3D Based Landmark Tracker Using Superpixels Based Segmentation for Neuroscience and Biomechanics Studies
This addresses the time-consuming manual tracking issue for researchers in neuroscience and biomechanics, but it is incremental as it builds on existing segmentation and tracking techniques.
The paper tackles the problem of automatically tracking markers on running rodents for neuroscience and biomechanics by presenting a method that segments markers using SLIC superpixels, projects 2D coordinates to 3D with DLT, and uses a Kalman filter for prediction, achieving 95% correct labeling.

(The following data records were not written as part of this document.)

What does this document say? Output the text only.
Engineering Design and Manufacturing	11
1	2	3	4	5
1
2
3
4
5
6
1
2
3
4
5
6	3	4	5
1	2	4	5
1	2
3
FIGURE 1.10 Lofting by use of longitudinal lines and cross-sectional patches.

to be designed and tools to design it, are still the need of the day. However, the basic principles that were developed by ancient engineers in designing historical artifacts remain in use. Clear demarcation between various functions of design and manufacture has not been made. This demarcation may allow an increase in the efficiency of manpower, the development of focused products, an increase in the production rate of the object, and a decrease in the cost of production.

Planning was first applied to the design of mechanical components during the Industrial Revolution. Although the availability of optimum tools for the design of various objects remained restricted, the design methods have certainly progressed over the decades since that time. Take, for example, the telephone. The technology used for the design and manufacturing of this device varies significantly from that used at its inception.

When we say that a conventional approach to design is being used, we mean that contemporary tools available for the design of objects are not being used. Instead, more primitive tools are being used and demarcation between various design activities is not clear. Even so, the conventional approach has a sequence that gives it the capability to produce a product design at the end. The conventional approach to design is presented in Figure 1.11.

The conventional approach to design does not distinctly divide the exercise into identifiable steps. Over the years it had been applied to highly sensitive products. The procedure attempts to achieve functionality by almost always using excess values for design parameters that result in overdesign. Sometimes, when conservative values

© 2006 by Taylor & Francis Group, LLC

Examining locomotion has improved our basic understanding of motor control and aided in treating motor impairment. Mice and rats are premier models of human disease and increasingly the model systems of choice for basic neuroscience. High frame rates (250 Hz) are needed to quantify the kinematics of these running rodents. Manual tracking, especially for multiple markers, becomes time-consuming and impossible for large sample sizes. Therefore, the need for automatic segmentation of these markers has grown in recent years. Here, we address this need by presenting a method to segment the markers using the SLIC superpixel method. The 2D coordinates on the image plane are projected to a 3D domain using direct linear transform (DLT) and a 3D Kalman filter has been used to predict the position of markers based on the speed and position of markers from the previous frames. Finally, a probabilistic function is used to find the best match among superpixels. The method is evaluated for different difficulties for tracking of the markers and it achieves 95% correct labeling of markers.